L’Organizzazione mondiale della Sanità critica la Ue per aver messo in atto un dispositivo, entrato in vigore ieri, per controllare l’export dei vaccini, in seguito alla forte polemica con l’azienda farmaceutica anglo-svedese AstraZeneca. È «sempre oggetto di inquietudine veder restringere l’export di quello che può essere considerato un bene pubblico mondiale», afferma l’Oms, che ricorda che i vaccini sono fabbricati a partire da componenti che provengono «dal mondo intero». I controlli Ue rischiano di «vanificare gli sforzi planetari per assicurare un accesso equo» ai vaccini e per di più fanno correre il rischio di «rappresaglie» e di «destabilizzazione di catene di produzione essenziali».

La Commissione ha cercato di giustificarsi, sottolineando che il dispositivo di controllo all’export prevede delle «eccezioni» per i paesi vicini, che vanno dalla Svizzera ai Balcani, ma non riguardano la Gran Bretagna, con cui è in corso un braccio di ferro sulla destinazione delle produzioni dei siti di AstraZeneca.

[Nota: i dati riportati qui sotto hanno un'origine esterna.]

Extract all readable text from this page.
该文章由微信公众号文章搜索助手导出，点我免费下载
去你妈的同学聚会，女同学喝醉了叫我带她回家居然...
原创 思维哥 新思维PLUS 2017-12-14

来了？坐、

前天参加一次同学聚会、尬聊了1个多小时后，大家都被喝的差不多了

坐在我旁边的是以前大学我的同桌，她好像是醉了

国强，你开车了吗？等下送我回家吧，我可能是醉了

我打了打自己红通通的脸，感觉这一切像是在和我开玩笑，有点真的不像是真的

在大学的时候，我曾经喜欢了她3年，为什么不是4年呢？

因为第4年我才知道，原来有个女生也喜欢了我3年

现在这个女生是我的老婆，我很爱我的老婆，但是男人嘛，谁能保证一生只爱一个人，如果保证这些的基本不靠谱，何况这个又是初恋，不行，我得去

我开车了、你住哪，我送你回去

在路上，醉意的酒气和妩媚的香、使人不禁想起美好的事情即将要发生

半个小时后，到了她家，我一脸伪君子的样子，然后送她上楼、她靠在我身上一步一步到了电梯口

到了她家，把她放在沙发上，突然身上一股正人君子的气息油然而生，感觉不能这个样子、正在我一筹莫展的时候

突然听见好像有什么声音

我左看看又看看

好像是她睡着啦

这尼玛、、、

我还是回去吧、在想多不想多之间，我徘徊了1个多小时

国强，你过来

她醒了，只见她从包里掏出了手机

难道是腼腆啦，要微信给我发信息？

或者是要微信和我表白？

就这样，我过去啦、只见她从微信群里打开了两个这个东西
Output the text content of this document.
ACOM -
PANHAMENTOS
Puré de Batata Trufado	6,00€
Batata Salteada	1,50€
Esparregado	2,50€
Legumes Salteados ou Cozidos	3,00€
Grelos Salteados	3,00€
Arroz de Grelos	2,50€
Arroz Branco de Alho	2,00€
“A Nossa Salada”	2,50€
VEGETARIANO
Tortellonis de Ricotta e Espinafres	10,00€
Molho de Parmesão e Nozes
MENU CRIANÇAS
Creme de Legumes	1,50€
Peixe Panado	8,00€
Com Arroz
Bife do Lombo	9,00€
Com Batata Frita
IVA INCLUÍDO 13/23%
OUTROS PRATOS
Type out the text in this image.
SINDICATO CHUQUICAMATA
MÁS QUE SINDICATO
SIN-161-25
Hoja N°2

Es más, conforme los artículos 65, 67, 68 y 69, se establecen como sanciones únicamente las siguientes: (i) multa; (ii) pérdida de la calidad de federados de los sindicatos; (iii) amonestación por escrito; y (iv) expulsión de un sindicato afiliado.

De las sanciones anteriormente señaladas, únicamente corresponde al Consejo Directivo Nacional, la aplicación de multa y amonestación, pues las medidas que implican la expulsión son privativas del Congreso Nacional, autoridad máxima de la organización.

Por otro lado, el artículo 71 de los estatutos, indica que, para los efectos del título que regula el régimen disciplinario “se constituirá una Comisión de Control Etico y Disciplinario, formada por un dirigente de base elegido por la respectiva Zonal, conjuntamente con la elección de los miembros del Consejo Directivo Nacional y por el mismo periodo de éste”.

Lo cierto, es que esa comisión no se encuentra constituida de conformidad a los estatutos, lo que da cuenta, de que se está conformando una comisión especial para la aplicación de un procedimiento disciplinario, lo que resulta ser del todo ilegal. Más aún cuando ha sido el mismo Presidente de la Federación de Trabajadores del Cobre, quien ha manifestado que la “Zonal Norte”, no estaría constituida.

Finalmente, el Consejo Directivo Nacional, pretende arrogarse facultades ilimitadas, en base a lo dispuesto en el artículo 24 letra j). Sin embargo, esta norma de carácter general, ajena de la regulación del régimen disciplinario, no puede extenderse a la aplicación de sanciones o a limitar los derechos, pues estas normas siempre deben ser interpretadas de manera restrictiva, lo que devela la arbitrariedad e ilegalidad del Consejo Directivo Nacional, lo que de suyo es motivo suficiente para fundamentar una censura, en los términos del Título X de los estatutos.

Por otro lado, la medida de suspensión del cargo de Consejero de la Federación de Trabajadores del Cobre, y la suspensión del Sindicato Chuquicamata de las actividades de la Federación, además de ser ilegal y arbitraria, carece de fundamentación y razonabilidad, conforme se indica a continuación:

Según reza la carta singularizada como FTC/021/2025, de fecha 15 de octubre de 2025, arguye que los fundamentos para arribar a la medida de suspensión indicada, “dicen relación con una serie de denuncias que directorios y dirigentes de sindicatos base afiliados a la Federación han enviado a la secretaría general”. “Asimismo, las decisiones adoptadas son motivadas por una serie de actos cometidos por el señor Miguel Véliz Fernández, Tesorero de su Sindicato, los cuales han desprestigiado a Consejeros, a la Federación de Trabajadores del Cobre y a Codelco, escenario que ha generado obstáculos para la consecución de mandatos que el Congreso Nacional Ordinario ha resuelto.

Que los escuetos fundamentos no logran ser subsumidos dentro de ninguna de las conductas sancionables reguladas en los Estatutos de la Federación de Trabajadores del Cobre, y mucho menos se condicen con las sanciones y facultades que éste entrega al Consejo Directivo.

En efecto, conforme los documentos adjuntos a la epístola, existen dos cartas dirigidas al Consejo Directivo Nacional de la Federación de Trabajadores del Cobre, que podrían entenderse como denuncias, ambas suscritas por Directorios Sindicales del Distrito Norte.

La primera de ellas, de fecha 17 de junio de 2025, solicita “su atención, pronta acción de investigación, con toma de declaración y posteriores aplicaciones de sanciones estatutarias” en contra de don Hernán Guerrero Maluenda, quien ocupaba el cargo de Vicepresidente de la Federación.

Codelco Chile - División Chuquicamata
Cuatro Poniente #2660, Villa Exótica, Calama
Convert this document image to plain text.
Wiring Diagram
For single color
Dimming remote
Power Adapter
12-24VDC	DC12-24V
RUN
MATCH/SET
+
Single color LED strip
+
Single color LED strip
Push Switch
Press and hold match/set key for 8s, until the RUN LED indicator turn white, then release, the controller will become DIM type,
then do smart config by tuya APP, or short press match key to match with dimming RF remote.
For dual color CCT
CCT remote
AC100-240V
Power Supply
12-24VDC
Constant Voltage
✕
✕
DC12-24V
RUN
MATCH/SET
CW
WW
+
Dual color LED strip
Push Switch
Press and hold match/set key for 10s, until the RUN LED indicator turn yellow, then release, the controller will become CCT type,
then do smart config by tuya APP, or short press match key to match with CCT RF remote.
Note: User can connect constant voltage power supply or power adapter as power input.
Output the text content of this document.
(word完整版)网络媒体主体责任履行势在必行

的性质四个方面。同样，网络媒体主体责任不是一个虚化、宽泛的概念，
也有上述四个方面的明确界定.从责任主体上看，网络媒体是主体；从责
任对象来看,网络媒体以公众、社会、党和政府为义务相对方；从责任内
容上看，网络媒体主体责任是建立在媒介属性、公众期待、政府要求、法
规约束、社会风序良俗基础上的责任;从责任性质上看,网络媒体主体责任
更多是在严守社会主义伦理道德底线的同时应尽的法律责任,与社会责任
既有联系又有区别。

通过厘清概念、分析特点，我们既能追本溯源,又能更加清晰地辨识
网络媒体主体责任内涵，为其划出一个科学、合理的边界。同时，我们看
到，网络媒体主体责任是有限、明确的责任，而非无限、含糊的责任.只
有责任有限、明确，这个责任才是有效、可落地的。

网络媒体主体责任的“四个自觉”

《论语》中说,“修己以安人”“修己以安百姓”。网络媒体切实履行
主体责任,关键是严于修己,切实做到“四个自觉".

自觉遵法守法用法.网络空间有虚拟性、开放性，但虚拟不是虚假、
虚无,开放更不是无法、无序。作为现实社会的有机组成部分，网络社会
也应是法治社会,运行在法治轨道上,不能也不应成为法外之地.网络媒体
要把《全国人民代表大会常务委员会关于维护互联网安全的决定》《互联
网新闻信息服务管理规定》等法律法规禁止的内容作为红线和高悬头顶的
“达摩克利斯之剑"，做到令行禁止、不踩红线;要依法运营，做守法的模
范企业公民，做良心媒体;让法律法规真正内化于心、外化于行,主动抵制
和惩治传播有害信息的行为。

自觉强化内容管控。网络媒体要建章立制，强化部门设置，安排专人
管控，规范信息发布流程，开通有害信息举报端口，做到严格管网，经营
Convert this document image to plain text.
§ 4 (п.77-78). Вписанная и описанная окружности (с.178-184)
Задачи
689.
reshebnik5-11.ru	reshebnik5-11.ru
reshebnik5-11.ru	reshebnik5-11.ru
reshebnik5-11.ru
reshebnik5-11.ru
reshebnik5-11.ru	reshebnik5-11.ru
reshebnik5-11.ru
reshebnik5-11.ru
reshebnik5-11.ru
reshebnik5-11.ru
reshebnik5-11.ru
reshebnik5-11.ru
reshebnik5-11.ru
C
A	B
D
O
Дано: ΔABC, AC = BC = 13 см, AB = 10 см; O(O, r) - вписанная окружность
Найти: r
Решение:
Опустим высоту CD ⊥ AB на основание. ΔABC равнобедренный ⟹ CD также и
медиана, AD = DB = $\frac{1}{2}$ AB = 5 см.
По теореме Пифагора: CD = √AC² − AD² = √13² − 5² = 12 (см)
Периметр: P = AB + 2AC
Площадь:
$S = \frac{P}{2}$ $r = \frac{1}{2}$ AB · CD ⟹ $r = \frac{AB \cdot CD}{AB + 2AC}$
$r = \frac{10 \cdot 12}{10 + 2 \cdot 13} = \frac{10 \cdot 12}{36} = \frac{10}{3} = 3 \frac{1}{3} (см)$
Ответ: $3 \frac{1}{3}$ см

Nel contratto con AstraZeneca, che è stato reso pubblico dalla Ue venerdì con molte cancellature, non compare la questione del «bene pubblico»: anzi, c’è una frase che stabilisce che il laboratorio farmaceutico è il solo proprietario dei «diritti di proprietà intellettuale» e dei «diritti di sfruttamento» del vaccino. Anche se a finanziare il vaccino sono stati soldi pubblici. Il gruppo S&D al Parlamento europeo ha denunciato l’attitudine delle case farmaceutiche che vogliono «trascinarci in una specie di asta per aumentare i loro profitti». La Ue ha già versato a AstraZeneca i due terzi dell’impegno di 336 milioni di euro dopo l’entrata in vigore del contratto, firmato il 27 agosto scorso, mentre l’ultimo terzo di questa cifra sarà consegnato a breve, il contratto dice 20 giorni prima della messa sul mercato delle dosi (il vaccino è stato autorizzato dall’Agenzia europea del farmaco l’altro ieri). Saranno poi gli stati a pagare complessivamente un po’ più di 500 milioni di euro, per le dosi ordinate singolarmente, per raggiungere la cifra di 870 milioni, che è il costo della prima fornitura di 300 milioni di dosi (più 100 in opzione), un montante che stando sempre al contratto potrà salire a un miliardo e 44 milioni di euro, se i costi di produzione aumentano almeno del 20%.

La questione del «bene pubblico» è centrale. La Banca Mondiale afferma che 500 milioni di persone cadranno in grande povertà nel mondo a causa del Covid, e che questo potrebbe causare una destabilizzazione generale. Sulla carta la Ue ha ordinato 2,4 miliardi di dosi e con i soli tre vaccini già autorizzati ne dovrebbe ricevere abbastanza per vaccinare 550 milioni di persone (100 milioni in più del numero di abitanti). La Ue quindi avrà tra breve i mezzi per consegnare dosi ai paesi vicini in difficoltà, ma già i Balcani non si fidano e si sono rivolti a Cina e Russia.

I controlli sull’export dei vaccini saranno applicati per 6 settimane, per il momento. Il controllo e le autorizzazioni all’export saranno effettuati dagli stati membri sulla base delle «raccomandazioni» della Commissione. Nel braccio di ferro con Londra potrebbero finire nel mirino le dosi di Pfizer prodotte in Belgio per la Gran Bretagna. Ma a farne le spese sarà per esempio anche il Canada, che ha ordinato 100 milioni di dosi prodotte nella Ue, visto che deve far fronte alle restrizioni all’export imposte dagli Usa, in questa corsa mondiale al nazionalismo vaccinale.

I controlli di Bruxelles sono anche retroattivi: la Ue analizzerà l’export degli ultimi tre mesi, per verificare che altri paesi, Gran Bretagna in testa, non siano stati favoriti, in particolare da AstraZeneca, malgrado il contratto firmato con la Commissione. In extremis, difronte a una levata di scudi generale la Commissione ha modificato una prima stesura del testo sui controlli all’export, che imponeva controlli alle frontiere tra Eire e Irlanda del Nord, mettendo a rischio la pace del Good Friday e tutta la costruzione del Brexit, che deve ancora essere ratificata.